One of Musk’s earliest mentions of Bitcoin occurred during an interview at the Vanity Fair New Establishment Summit in 2014.

The interviewer segued from talking about PayPal being spun off by then-parent company eBay to asking Musk about Bitcoin.

“I think Bitcoin is probably a good thing, but it is essentially—I think it’s primarily going to be a means of doing illegal transactions,” Musk replied. “That’s not necessarily, entirely bad. Some things maybe shouldn’t be illegal.”

He added: “I don’t own any Bitcoin, by the way.”

A few years later, in 2017, when people began to speculate that Musk might be the pseudonymous Bitcoin creator Satoshi Nakamoto, he denied the rumor. “Not true,” he said on X. “A friend sent me part of a BTC a few years [ago], but I don’t know where it is.”

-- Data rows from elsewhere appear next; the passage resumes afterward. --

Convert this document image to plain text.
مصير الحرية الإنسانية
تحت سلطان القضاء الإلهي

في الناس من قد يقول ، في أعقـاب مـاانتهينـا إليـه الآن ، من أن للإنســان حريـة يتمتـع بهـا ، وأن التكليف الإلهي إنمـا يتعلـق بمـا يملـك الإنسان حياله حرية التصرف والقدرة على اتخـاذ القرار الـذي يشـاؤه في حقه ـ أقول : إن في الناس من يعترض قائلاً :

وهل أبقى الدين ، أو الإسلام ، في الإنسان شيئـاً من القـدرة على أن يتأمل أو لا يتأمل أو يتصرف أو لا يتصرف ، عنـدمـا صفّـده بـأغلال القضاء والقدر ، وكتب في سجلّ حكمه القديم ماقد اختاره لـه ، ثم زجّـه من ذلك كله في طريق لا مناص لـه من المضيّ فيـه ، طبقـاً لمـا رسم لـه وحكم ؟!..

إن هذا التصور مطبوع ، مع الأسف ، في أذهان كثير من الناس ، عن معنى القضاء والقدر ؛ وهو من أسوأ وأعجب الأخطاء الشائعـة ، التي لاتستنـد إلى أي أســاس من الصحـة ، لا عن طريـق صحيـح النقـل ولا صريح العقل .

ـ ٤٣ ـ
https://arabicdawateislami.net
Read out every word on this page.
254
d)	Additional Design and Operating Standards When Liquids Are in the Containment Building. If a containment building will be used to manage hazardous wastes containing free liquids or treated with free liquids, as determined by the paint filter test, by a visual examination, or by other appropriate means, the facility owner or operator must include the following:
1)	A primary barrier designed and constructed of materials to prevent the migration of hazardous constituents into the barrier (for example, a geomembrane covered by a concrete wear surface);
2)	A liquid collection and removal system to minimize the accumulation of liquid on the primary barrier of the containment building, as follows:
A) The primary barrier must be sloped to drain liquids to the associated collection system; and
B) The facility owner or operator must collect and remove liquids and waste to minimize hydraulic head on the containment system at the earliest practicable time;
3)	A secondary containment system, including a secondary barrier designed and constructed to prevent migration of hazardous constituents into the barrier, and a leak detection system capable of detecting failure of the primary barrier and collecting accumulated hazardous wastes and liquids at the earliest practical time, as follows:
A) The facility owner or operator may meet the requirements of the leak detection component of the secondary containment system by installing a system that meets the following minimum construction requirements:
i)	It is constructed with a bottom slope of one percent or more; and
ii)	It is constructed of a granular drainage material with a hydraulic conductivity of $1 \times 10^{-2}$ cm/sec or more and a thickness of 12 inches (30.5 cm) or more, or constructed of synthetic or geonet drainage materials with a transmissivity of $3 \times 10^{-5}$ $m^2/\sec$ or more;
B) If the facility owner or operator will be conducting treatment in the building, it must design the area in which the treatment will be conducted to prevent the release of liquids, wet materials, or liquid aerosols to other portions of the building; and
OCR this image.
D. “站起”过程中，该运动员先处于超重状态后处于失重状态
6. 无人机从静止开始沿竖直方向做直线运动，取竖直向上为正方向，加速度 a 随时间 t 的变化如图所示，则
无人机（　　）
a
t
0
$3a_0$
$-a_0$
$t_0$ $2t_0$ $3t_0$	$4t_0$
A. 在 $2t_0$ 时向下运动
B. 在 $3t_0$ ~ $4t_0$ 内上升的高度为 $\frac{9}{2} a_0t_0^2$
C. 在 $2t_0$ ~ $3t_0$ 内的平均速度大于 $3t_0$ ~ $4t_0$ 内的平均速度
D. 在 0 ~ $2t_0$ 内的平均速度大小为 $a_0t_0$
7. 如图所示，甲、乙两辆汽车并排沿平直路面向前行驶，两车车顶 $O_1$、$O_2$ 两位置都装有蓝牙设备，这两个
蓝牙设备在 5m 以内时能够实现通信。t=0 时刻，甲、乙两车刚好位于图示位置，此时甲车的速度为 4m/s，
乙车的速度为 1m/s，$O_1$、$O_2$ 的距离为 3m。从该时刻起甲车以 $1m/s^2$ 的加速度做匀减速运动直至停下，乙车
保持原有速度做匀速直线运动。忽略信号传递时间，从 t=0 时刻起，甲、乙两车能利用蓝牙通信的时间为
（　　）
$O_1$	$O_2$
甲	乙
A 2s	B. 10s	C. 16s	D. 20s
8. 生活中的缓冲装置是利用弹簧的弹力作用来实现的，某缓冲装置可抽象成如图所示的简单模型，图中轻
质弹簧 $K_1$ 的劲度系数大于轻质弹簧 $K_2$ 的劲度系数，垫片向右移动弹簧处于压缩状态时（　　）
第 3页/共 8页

In early 2021, Tesla began accepting Bitcoin as a payment method. But a few months later, it stopped.

At the time, Musk criticized Bitcoin’s energy consumption in a tweet, saying “Energy usage trend over past few months is insane” alongside a screenshot from Cambridge Bitcoin Electricity Consumption Index. He went on to explain that the electric vehicle maker would accept BTC again if there were “confirmation of reasonable clean energy usage by miners,” adding that reasonable use would mean 50% of all Bitcoin miners.

Meanwhile, Tesla has held Bitcoin since February 2021, according to BitcoinTreasuries. The company’s 11,509 BTC is worth approximately $1.28 billion at current prices. Tesla, which trades on the Nasdaq under the TSLA ticker, used to own more Bitcoin.

At its height, in May 2021, Tesla’s Bitcoin treasury included 43,200 BTC. But the company sold a portion of its holdings the same month it stopped accepting Bitcoin as payment, then sold 75% of its holdings in July 2022, citing “Bitcoin impairment.” At the time, the sale generated roughly $936 million.